Maar als Jona voor een tweede keer knikte en verder wandelde was die vraag beantwoord.
Terug bij de groep zag ik hoe de koets van de engelen net was aangekomen en er verscheen een glimlach op mijn gezicht bij de gedachten dat mijn engelen me komen uitzwaaien. Ik had momenteel wel nood aan personen die me een knuffel willen geven zonder er teveel over na te denken. Maar wanneer het deurtje van de koets open ging en Blackless eruit zag komen en me niet eens een blik waardig keurde leek het wel een mes in mijn rug.
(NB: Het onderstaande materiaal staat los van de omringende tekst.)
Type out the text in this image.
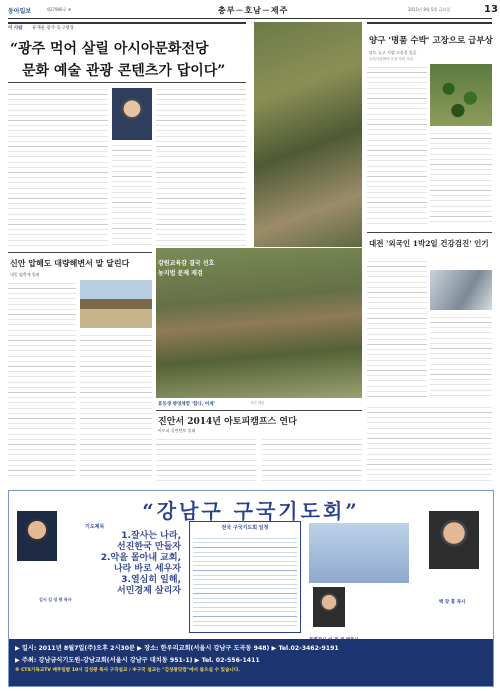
동아일보	제27966호 ④	충부－호남－제주	2011년 8월 5일 금요일	13
이 사람 류재운 광주 동구청장
“광주 먹어 살릴 아시아문화전당
문화 예술 관광 콘텐츠가 답이다”
효동생 병영체험 '힘다, 어제'	사진 제공
양구 '명품 수박' 고장으로 급부상
당도 높고 저렴 고품질 입증
농업기술센터·군청 지원 사업
대전 '외국인 1박2일 건강검진' 인기
신안 압해도 대량해변서 말 달린다
내일 염축제 열려
강원교육감 결국 선호
농지법 문제 재검
진안서 2014년 아토피캠프스 연다
아토피 클린턴트 일대
“강남구 구국기도회”
김시 김 성 광 목사
기도제목
1.잘사는 나라,
선진한국 만들자
2.악을 몰아내 교회,
나라 바로 세우자
3.열심히 일해,
서민경제 살리자
전국 구국기도회 일정
백 장 흠 목사
▶ 일시: 2011년 8월7일(주)오후 2시30분 ▶ 장소: 한우리교회(서울시 강남구 도곡동 948) ▶ Tel.02-3462-9191
▶ 주최: 강남금식기도원-강남교회(서울시 강남구 대치동 951-1) ▶ Tel. 02-556-1411
※ CTS기독교TV 매주일밤 10시 김성광 목사 구국설교 / ※구국 설교는 "김성광닷컴"에서 들으실 수 있습니다.
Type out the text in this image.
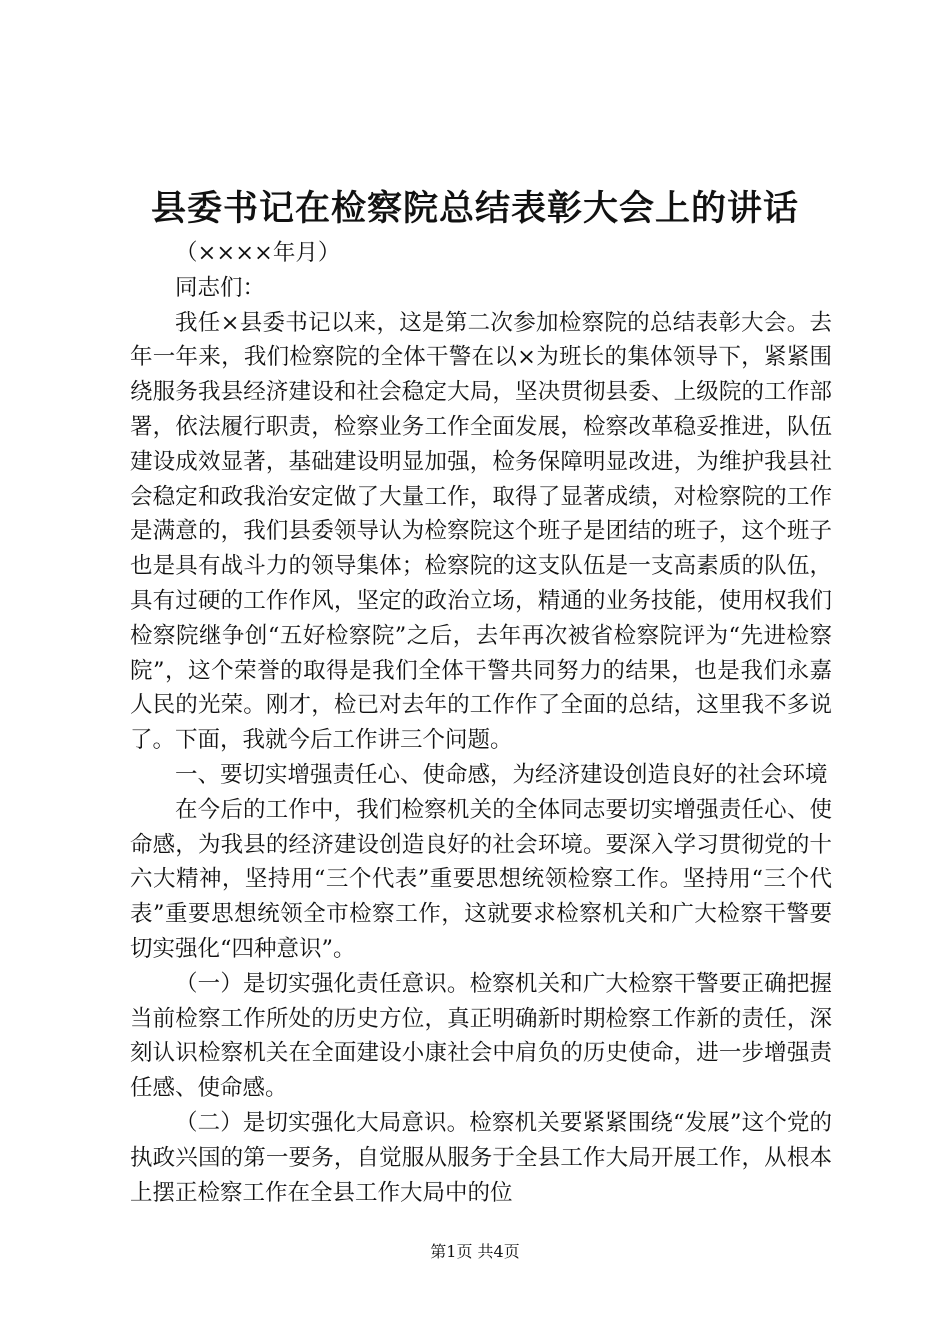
县委书记在检察院总结表彰大会上的讲话

（××××年月）

同志们：

我任×县委书记以来，这是第二次参加检察院的总结表彰大会。去年一年来，我们检察院的全体干警在以×为班长的集体领导下，紧紧围绕服务我县经济建设和社会稳定大局，坚决贯彻县委、上级院的工作部署，依法履行职责，检察业务工作全面发展，检察改革稳妥推进，队伍建设成效显著，基础建设明显加强，检务保障明显改进，为维护我县社会稳定和政我治安定做了大量工作，取得了显著成绩，对检察院的工作是满意的，我们县委领导认为检察院这个班子是团结的班子，这个班子也是具有战斗力的领导集体；检察院的这支队伍是一支高素质的队伍，具有过硬的工作作风，坚定的政治立场，精通的业务技能，使用权我们检察院继争创“五好检察院”之后，去年再次被省检察院评为“先进检察院”，这个荣誉的取得是我们全体干警共同努力的结果，也是我们永嘉人民的光荣。刚才，检已对去年的工作作了全面的总结，这里我不多说了。下面，我就今后工作讲三个问题。

一、要切实增强责任心、使命感，为经济建设创造良好的社会环境

在今后的工作中，我们检察机关的全体同志要切实增强责任心、使命感，为我县的经济建设创造良好的社会环境。要深入学习贯彻党的十六大精神，坚持用“三个代表”重要思想统领检察工作。坚持用“三个代表”重要思想统领全市检察工作，这就要求检察机关和广大检察干警要切实强化“四种意识”。

（一）是切实强化责任意识。检察机关和广大检察干警要正确把握当前检察工作所处的历史方位，真正明确新时期检察工作新的责任，深刻认识检察机关在全面建设小康社会中肩负的历史使命，进一步增强责任感、使命感。

（二）是切实强化大局意识。检察机关要紧紧围绕“发展”这个党的执政兴国的第一要务，自觉服从服务于全县工作大局开展工作，从根本上摆正检察工作在全县工作大局中的位

第1页 共4页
Natuurlijk was zijn hier voor Mona, waarom zou ze zich ook zorgen maken over mij.
'Wel wel, ben ik niet meer goed genoeg? Of is de enige die nog goed genoeg is voor jouw Jona?' Hoorde ik Whiteless van achter me.
Gechoqueerd draaide ik me naar haar om en legde mijn hand op haar mond.
'Zeg me nu dat niemand dat gehoord heeft.' Siste ik tegen haar. Whiteless haar ogen fonkelde van plezier. En gaf me dan het antwoord dat ik moest horen.
'Trekt het je niet aan, het is een moederinstinct dat Blackless over haar heen had gekregen. Hoewel ik niet wist dat engelen het konden krijgen.'
'En wat dan over mij? Ben ik niet meer goed genoeg?' Ik snoof verveeld, 'Voor mij is het anders ook wel duidelijk wie lijn favoriete engel is.'
Whiteless lachte achter me en bedankte me plagend.
'Wel sorry lieverd, maar ik heb een te grote hoeveelheid emoties die ik kwijt moet spelen, en daar liep net iemand die me er uitstekend mee kan helpen.' Grijnzende ze en was zo verdwenen.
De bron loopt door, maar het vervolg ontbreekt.